Absolutely not. His method of really getting to the root of each thought is what he did. That doesn't mean it's a necessary thing for everyone else to do as well. As you say, there is no end to them. What's vital is for that shift to occur from being identified with thought to the knowing observer of thought. So continue as you are and see where it takes you. I have no doubt that that will lead you to where you want to be.

In short, spiritual bypassing is using spiritual practices to avoid facing our so-called problems. In enquiry we come to see directly how those problems are created and maintained by facing them when they arise. When you see them for what they are they can be released and you can relax back into the witnessing awareness.

Re: Thought Watching and Freedom Through Inquiry

Posted: Fri Jun 01, 2012 7:07 am
by Jbrooke
Thank you, kiki- that helped clarify some of my questions.
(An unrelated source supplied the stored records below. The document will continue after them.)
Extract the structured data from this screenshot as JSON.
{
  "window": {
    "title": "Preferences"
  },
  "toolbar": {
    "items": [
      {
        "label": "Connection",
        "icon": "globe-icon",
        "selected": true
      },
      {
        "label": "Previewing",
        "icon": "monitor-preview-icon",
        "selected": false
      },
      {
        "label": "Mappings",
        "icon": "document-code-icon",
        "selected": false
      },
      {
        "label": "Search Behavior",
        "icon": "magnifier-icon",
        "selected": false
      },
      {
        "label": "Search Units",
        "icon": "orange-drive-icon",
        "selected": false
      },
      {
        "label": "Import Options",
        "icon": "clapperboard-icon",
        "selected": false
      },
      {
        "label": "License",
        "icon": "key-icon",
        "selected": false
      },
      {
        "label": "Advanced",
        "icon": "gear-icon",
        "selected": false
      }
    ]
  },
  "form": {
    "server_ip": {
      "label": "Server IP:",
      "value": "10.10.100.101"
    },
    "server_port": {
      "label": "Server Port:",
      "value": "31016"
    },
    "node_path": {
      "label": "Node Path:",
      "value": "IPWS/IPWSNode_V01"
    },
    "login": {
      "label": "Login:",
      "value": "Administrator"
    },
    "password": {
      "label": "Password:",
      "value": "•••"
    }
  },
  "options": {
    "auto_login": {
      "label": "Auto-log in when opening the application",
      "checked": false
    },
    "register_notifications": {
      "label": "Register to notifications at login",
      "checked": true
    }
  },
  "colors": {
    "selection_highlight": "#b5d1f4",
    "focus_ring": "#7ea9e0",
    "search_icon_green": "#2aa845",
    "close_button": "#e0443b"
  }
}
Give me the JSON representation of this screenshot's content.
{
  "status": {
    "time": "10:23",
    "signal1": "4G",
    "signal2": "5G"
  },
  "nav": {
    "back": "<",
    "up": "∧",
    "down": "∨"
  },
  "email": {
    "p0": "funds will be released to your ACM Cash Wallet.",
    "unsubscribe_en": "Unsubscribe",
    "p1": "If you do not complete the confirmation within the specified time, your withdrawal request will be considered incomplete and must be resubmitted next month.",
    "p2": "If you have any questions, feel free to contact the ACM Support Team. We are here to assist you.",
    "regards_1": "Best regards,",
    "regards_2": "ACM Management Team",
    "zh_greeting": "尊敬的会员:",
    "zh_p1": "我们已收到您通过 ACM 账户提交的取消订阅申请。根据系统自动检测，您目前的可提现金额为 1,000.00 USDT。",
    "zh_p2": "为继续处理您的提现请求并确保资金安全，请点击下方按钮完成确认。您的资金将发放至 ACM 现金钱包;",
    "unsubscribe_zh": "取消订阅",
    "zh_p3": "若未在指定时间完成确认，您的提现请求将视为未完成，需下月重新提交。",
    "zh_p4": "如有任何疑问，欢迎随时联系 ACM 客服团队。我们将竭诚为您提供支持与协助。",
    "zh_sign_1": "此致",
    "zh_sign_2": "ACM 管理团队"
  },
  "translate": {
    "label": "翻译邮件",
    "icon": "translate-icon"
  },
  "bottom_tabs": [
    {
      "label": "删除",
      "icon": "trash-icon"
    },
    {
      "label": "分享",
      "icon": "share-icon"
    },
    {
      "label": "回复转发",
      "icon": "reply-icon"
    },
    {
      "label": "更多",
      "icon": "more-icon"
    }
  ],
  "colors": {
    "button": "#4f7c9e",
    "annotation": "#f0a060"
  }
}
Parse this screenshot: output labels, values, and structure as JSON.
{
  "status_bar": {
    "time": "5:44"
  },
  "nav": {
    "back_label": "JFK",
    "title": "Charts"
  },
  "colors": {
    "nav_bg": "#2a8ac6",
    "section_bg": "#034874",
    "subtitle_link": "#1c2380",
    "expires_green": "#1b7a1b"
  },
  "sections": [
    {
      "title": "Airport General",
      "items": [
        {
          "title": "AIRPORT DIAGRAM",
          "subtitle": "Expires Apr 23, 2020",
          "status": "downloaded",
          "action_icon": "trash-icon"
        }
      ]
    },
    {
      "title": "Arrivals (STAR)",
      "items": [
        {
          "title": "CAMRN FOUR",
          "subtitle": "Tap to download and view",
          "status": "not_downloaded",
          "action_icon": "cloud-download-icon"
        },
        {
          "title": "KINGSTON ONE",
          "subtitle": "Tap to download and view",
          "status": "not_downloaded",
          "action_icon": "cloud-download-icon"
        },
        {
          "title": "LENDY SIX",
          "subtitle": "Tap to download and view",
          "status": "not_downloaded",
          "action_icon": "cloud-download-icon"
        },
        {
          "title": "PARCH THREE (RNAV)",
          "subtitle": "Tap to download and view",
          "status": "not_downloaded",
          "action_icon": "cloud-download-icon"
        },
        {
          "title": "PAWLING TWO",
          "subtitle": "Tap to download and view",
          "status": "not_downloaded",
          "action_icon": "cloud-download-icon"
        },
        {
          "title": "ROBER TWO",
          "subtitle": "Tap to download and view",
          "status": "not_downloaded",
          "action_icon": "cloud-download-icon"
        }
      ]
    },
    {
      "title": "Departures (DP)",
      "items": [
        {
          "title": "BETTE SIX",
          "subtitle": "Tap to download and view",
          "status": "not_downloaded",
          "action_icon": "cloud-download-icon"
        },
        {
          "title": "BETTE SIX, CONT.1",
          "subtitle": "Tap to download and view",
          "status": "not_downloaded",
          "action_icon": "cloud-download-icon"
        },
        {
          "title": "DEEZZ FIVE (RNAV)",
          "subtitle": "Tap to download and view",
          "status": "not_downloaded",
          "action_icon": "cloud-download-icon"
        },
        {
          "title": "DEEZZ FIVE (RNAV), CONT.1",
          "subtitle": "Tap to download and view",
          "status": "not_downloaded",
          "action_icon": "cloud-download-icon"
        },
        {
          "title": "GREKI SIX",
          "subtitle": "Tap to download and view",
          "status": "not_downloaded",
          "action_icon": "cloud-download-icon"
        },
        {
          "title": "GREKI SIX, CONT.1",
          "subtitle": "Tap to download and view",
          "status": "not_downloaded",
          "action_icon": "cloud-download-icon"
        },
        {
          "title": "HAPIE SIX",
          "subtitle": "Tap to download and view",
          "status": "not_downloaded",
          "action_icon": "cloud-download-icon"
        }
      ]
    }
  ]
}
The fear I experienced when I read that section on spiritual bypassing was triggered by the ego's immediate and unrefuted response which basically exclaimed, "You are going about this the wrong way! Everything you have been doing in this process has been part of a self deceptive trap. To avoid this trap and 'get it right' you have to get down to business and start some heavy homework exercises and commit to them every single time you have an ego driven thought! There will be no rest for you! And if you don't work your ass off and get to the root of each ego driven thought that comes up you will suffer for the rest of your life!!! So you can continue to be lazy and simply observe those thoughts or you can do the 'right' thing and investigate and resolve them all!". This is, in essence what my ego was telling me upon reading that piece of the chapter in the book. And I realize that THIS is where the self inquiry that he was speaking of needs to come to play for me;)
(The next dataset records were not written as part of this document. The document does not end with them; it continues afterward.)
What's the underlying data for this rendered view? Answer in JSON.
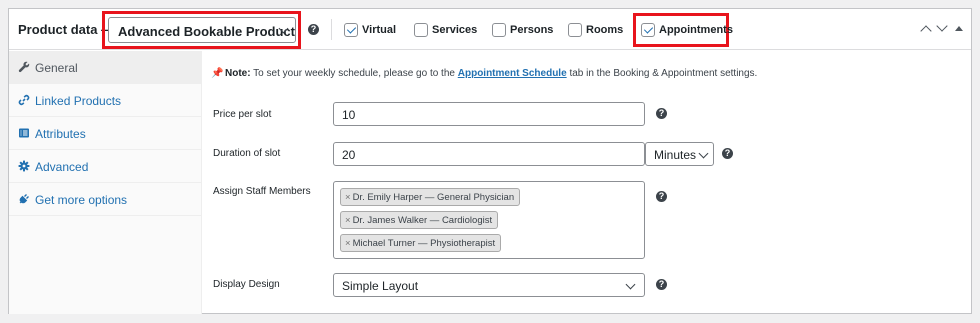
{
  "header": {
    "title": "Product data —",
    "product_type": "Advanced Bookable Product",
    "options": [
      {
        "label": "Virtual",
        "checked": true
      },
      {
        "label": "Services",
        "checked": false
      },
      {
        "label": "Persons",
        "checked": false
      },
      {
        "label": "Rooms",
        "checked": false
      },
      {
        "label": "Appointments",
        "checked": true
      }
    ]
  },
  "sidebar": {
    "items": [
      {
        "label": "General",
        "icon": "wrench-icon",
        "active": true
      },
      {
        "label": "Linked Products",
        "icon": "link-icon",
        "active": false
      },
      {
        "label": "Attributes",
        "icon": "list-icon",
        "active": false
      },
      {
        "label": "Advanced",
        "icon": "gear-icon",
        "active": false
      },
      {
        "label": "Get more options",
        "icon": "plugin-icon",
        "active": false
      }
    ]
  },
  "note": {
    "prefix": "Note:",
    "text_before": "To set your weekly schedule, please go to the",
    "link": "Appointment Schedule",
    "text_after": "tab in the Booking & Appointment settings."
  },
  "fields": {
    "price_label": "Price per slot",
    "price_value": "10",
    "duration_label": "Duration of slot",
    "duration_value": "20",
    "duration_unit": "Minutes",
    "staff_label": "Assign Staff Members",
    "staff": [
      "Dr. Emily Harper — General Physician",
      "Dr. James Walker — Cardiologist",
      "Michael Turner — Physiotherapist"
    ],
    "design_label": "Display Design",
    "design_value": "Simple Layout"
  },
  "colors": {
    "accent": "#2271b1",
    "highlight": "#e8141c",
    "text": "#1d2327"
  }
}
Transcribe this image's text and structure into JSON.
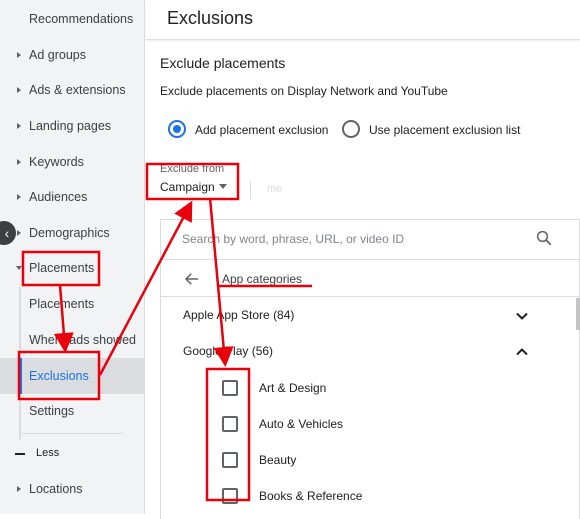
{
  "sidebar": {
    "items": [
      {
        "label": "Recommendations"
      },
      {
        "label": "Ad groups"
      },
      {
        "label": "Ads & extensions"
      },
      {
        "label": "Landing pages"
      },
      {
        "label": "Keywords"
      },
      {
        "label": "Audiences"
      },
      {
        "label": "Demographics"
      },
      {
        "label": "Placements"
      },
      {
        "label": "Placements"
      },
      {
        "label": "Where ads showed"
      },
      {
        "label": "Exclusions"
      },
      {
        "label": "Settings"
      },
      {
        "label": "Locations"
      }
    ],
    "less_label": "Less",
    "collapse_icon": "chevron-left-icon"
  },
  "header": {
    "title": "Exclusions"
  },
  "main": {
    "section_title": "Exclude placements",
    "section_desc": "Exclude placements on Display Network and YouTube",
    "radio_add": "Add placement exclusion",
    "radio_list": "Use placement exclusion list",
    "exclude_from_label": "Exclude from",
    "exclude_from_value": "Campaign",
    "faded_text": "me",
    "search_placeholder": "Search by word, phrase, URL, or video ID",
    "breadcrumb": "App categories",
    "groups": [
      {
        "label": "Apple App Store (84)",
        "expanded": false
      },
      {
        "label": "Google Play (56)",
        "expanded": true
      }
    ],
    "items": [
      {
        "label": "Art & Design",
        "checked": false
      },
      {
        "label": "Auto & Vehicles",
        "checked": false
      },
      {
        "label": "Beauty",
        "checked": false
      },
      {
        "label": "Books & Reference",
        "checked": false
      }
    ]
  },
  "colors": {
    "accent": "#1a73e8",
    "annotation": "#e8000b"
  }
}
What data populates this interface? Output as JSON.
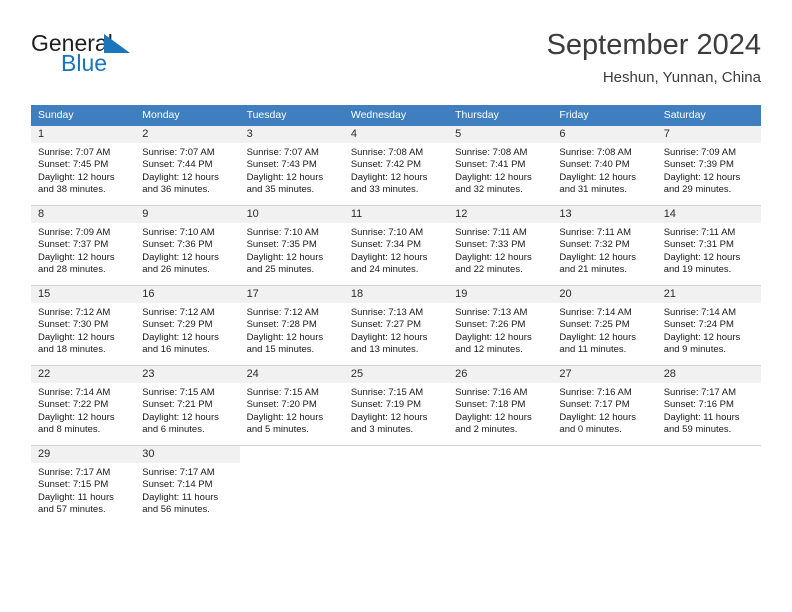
{
  "brand": {
    "name_part1": "General",
    "name_part2": "Blue",
    "triangle_color": "#1b75bb",
    "text_color": "#231f20"
  },
  "header": {
    "title": "September 2024",
    "subtitle": "Heshun, Yunnan, China"
  },
  "theme": {
    "header_background": "#3f7fbf",
    "header_text": "#ffffff",
    "daynum_band": "#f1f1f1",
    "grid_line": "#d4d4d4",
    "cell_background": "#ffffff"
  },
  "weekday_headers": [
    "Sunday",
    "Monday",
    "Tuesday",
    "Wednesday",
    "Thursday",
    "Friday",
    "Saturday"
  ],
  "weeks": [
    [
      {
        "day": "1",
        "sunrise": "Sunrise: 7:07 AM",
        "sunset": "Sunset: 7:45 PM",
        "daylight_line1": "Daylight: 12 hours",
        "daylight_line2": "and 38 minutes."
      },
      {
        "day": "2",
        "sunrise": "Sunrise: 7:07 AM",
        "sunset": "Sunset: 7:44 PM",
        "daylight_line1": "Daylight: 12 hours",
        "daylight_line2": "and 36 minutes."
      },
      {
        "day": "3",
        "sunrise": "Sunrise: 7:07 AM",
        "sunset": "Sunset: 7:43 PM",
        "daylight_line1": "Daylight: 12 hours",
        "daylight_line2": "and 35 minutes."
      },
      {
        "day": "4",
        "sunrise": "Sunrise: 7:08 AM",
        "sunset": "Sunset: 7:42 PM",
        "daylight_line1": "Daylight: 12 hours",
        "daylight_line2": "and 33 minutes."
      },
      {
        "day": "5",
        "sunrise": "Sunrise: 7:08 AM",
        "sunset": "Sunset: 7:41 PM",
        "daylight_line1": "Daylight: 12 hours",
        "daylight_line2": "and 32 minutes."
      },
      {
        "day": "6",
        "sunrise": "Sunrise: 7:08 AM",
        "sunset": "Sunset: 7:40 PM",
        "daylight_line1": "Daylight: 12 hours",
        "daylight_line2": "and 31 minutes."
      },
      {
        "day": "7",
        "sunrise": "Sunrise: 7:09 AM",
        "sunset": "Sunset: 7:39 PM",
        "daylight_line1": "Daylight: 12 hours",
        "daylight_line2": "and 29 minutes."
      }
    ],
    [
      {
        "day": "8",
        "sunrise": "Sunrise: 7:09 AM",
        "sunset": "Sunset: 7:37 PM",
        "daylight_line1": "Daylight: 12 hours",
        "daylight_line2": "and 28 minutes."
      },
      {
        "day": "9",
        "sunrise": "Sunrise: 7:10 AM",
        "sunset": "Sunset: 7:36 PM",
        "daylight_line1": "Daylight: 12 hours",
        "daylight_line2": "and 26 minutes."
      },
      {
        "day": "10",
        "sunrise": "Sunrise: 7:10 AM",
        "sunset": "Sunset: 7:35 PM",
        "daylight_line1": "Daylight: 12 hours",
        "daylight_line2": "and 25 minutes."
      },
      {
        "day": "11",
        "sunrise": "Sunrise: 7:10 AM",
        "sunset": "Sunset: 7:34 PM",
        "daylight_line1": "Daylight: 12 hours",
        "daylight_line2": "and 24 minutes."
      },
      {
        "day": "12",
        "sunrise": "Sunrise: 7:11 AM",
        "sunset": "Sunset: 7:33 PM",
        "daylight_line1": "Daylight: 12 hours",
        "daylight_line2": "and 22 minutes."
      },
      {
        "day": "13",
        "sunrise": "Sunrise: 7:11 AM",
        "sunset": "Sunset: 7:32 PM",
        "daylight_line1": "Daylight: 12 hours",
        "daylight_line2": "and 21 minutes."
      },
      {
        "day": "14",
        "sunrise": "Sunrise: 7:11 AM",
        "sunset": "Sunset: 7:31 PM",
        "daylight_line1": "Daylight: 12 hours",
        "daylight_line2": "and 19 minutes."
      }
    ],
    [
      {
        "day": "15",
        "sunrise": "Sunrise: 7:12 AM",
        "sunset": "Sunset: 7:30 PM",
        "daylight_line1": "Daylight: 12 hours",
        "daylight_line2": "and 18 minutes."
      },
      {
        "day": "16",
        "sunrise": "Sunrise: 7:12 AM",
        "sunset": "Sunset: 7:29 PM",
        "daylight_line1": "Daylight: 12 hours",
        "daylight_line2": "and 16 minutes."
      },
      {
        "day": "17",
        "sunrise": "Sunrise: 7:12 AM",
        "sunset": "Sunset: 7:28 PM",
        "daylight_line1": "Daylight: 12 hours",
        "daylight_line2": "and 15 minutes."
      },
      {
        "day": "18",
        "sunrise": "Sunrise: 7:13 AM",
        "sunset": "Sunset: 7:27 PM",
        "daylight_line1": "Daylight: 12 hours",
        "daylight_line2": "and 13 minutes."
      },
      {
        "day": "19",
        "sunrise": "Sunrise: 7:13 AM",
        "sunset": "Sunset: 7:26 PM",
        "daylight_line1": "Daylight: 12 hours",
        "daylight_line2": "and 12 minutes."
      },
      {
        "day": "20",
        "sunrise": "Sunrise: 7:14 AM",
        "sunset": "Sunset: 7:25 PM",
        "daylight_line1": "Daylight: 12 hours",
        "daylight_line2": "and 11 minutes."
      },
      {
        "day": "21",
        "sunrise": "Sunrise: 7:14 AM",
        "sunset": "Sunset: 7:24 PM",
        "daylight_line1": "Daylight: 12 hours",
        "daylight_line2": "and 9 minutes."
      }
    ],
    [
      {
        "day": "22",
        "sunrise": "Sunrise: 7:14 AM",
        "sunset": "Sunset: 7:22 PM",
        "daylight_line1": "Daylight: 12 hours",
        "daylight_line2": "and 8 minutes."
      },
      {
        "day": "23",
        "sunrise": "Sunrise: 7:15 AM",
        "sunset": "Sunset: 7:21 PM",
        "daylight_line1": "Daylight: 12 hours",
        "daylight_line2": "and 6 minutes."
      },
      {
        "day": "24",
        "sunrise": "Sunrise: 7:15 AM",
        "sunset": "Sunset: 7:20 PM",
        "daylight_line1": "Daylight: 12 hours",
        "daylight_line2": "and 5 minutes."
      },
      {
        "day": "25",
        "sunrise": "Sunrise: 7:15 AM",
        "sunset": "Sunset: 7:19 PM",
        "daylight_line1": "Daylight: 12 hours",
        "daylight_line2": "and 3 minutes."
      },
      {
        "day": "26",
        "sunrise": "Sunrise: 7:16 AM",
        "sunset": "Sunset: 7:18 PM",
        "daylight_line1": "Daylight: 12 hours",
        "daylight_line2": "and 2 minutes."
      },
      {
        "day": "27",
        "sunrise": "Sunrise: 7:16 AM",
        "sunset": "Sunset: 7:17 PM",
        "daylight_line1": "Daylight: 12 hours",
        "daylight_line2": "and 0 minutes."
      },
      {
        "day": "28",
        "sunrise": "Sunrise: 7:17 AM",
        "sunset": "Sunset: 7:16 PM",
        "daylight_line1": "Daylight: 11 hours",
        "daylight_line2": "and 59 minutes."
      }
    ],
    [
      {
        "day": "29",
        "sunrise": "Sunrise: 7:17 AM",
        "sunset": "Sunset: 7:15 PM",
        "daylight_line1": "Daylight: 11 hours",
        "daylight_line2": "and 57 minutes."
      },
      {
        "day": "30",
        "sunrise": "Sunrise: 7:17 AM",
        "sunset": "Sunset: 7:14 PM",
        "daylight_line1": "Daylight: 11 hours",
        "daylight_line2": "and 56 minutes."
      },
      {
        "day": "",
        "sunrise": "",
        "sunset": "",
        "daylight_line1": "",
        "daylight_line2": ""
      },
      {
        "day": "",
        "sunrise": "",
        "sunset": "",
        "daylight_line1": "",
        "daylight_line2": ""
      },
      {
        "day": "",
        "sunrise": "",
        "sunset": "",
        "daylight_line1": "",
        "daylight_line2": ""
      },
      {
        "day": "",
        "sunrise": "",
        "sunset": "",
        "daylight_line1": "",
        "daylight_line2": ""
      },
      {
        "day": "",
        "sunrise": "",
        "sunset": "",
        "daylight_line1": "",
        "daylight_line2": ""
      }
    ]
  ]
}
Perhaps it's more of a "choose your battle" sort of thing in terms of full resolution of thoughts and which ones to invest that energy in investigating thoroughly. An instinctual choice. Not a black and white situation ("if you don't use self inquiry with ALL obsessive thoughts and don't resolve them completely you will never truly awaken!"). And my immediate response to almost everything is such. Black and white. Right or wrong. THIS is where the self inquiry should be applied! I can see that now!
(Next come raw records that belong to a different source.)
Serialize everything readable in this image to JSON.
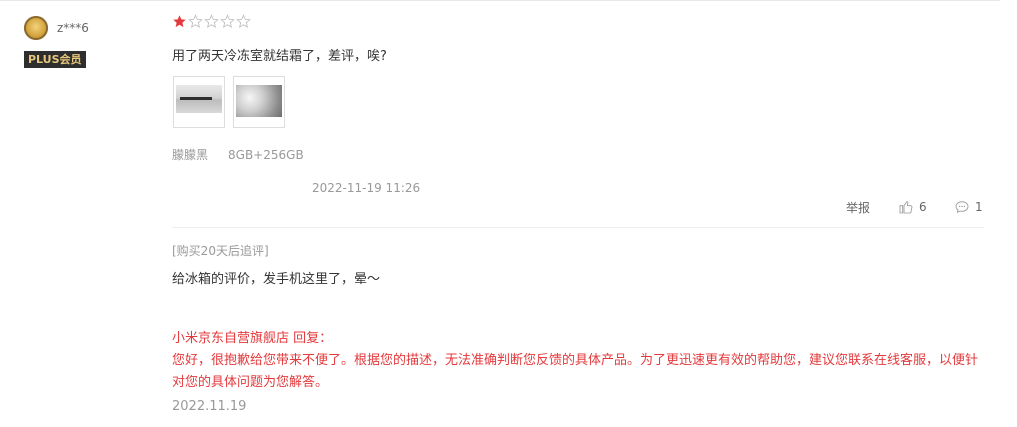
{
  "user": {
    "name": "z***6",
    "badge": "PLUS会员"
  },
  "review": {
    "rating": 1,
    "max_rating": 5,
    "content": "用了两天冷冻室就结霜了，差评，唉?",
    "images": [
      "photo-fridge-interior-1",
      "photo-fridge-frost-2"
    ],
    "color": "朦朦黑",
    "spec": "8GB+256GB",
    "time": "2022-11-19 11:26",
    "report_label": "举报",
    "like_count": "6",
    "comment_count": "1",
    "follow_up_tag": "[购买20天后追评]",
    "follow_up_text": "给冰箱的评价，发手机这里了，晕～",
    "reply_header": "小米京东自营旗舰店 回复：",
    "reply_body": "您好，很抱歉给您带来不便了。根据您的描述，无法准确判断您反馈的具体产品。为了更迅速更有效的帮助您，建议您联系在线客服，以便针对您的具体问题为您解答。",
    "reply_date": "2022.11.19"
  },
  "colors": {
    "star_active": "#e4393c",
    "reply_text": "#e4393c",
    "badge_bg": "#2e2e2e",
    "badge_text": "#e7c77a"
  },
  "icons": {
    "like": "thumbs-up-icon",
    "comment": "comment-bubble-icon",
    "star": "star-icon"
  }
}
Ahhh, the questions never cease...

Re: Thought Watching and Freedom Through Inquiry

Posted: Sat Jun 02, 2012 5:54 pm
by Webwanderer
I agree completely with kiki here. I would however, look a bit further. Trust your instincts. If it doesn't feel right to you, it likely isn't. It's one thing to recognize a muddy hole so that we may avoid it. It's another to go digging around in it so deeply that it covers us. The fact is that it's difficult if not impossible to place your attention on two things at the same time. And whatever it is you place your attention on gets the life energy that such focus directs.

So as kiki pointed out, the purpose of observation of thought is to gain clarity that you are not what you think you are, not the thoughts you think. In seeing this clearly you may become aware of your true being as knower, and recognizing this distinction is the critical factor in awakening.

The additional step that I would suggest is to apply, as knower, a conscious choice as to how you want to perceive whatever thoughts and experiences that may arise. Focus of attention is also the focus of life energy, and that life energy goes to enhancing and expanding whatever it is you focus upon. No wonder your instincts are telling you that digging around in painful experiences is not the best use of your time and energy. Recognize that your instincts, through your emotional responses, are valuable guides to greater clarity and alignment with your true nature.

Nothing in life stays the same, it's a more a matter of what direction you wish to go. If something feels right pursue it. If it feels like pain, look for a preferable way to engage that feels even a bit better. Emotions are your Inherent guide to a great life.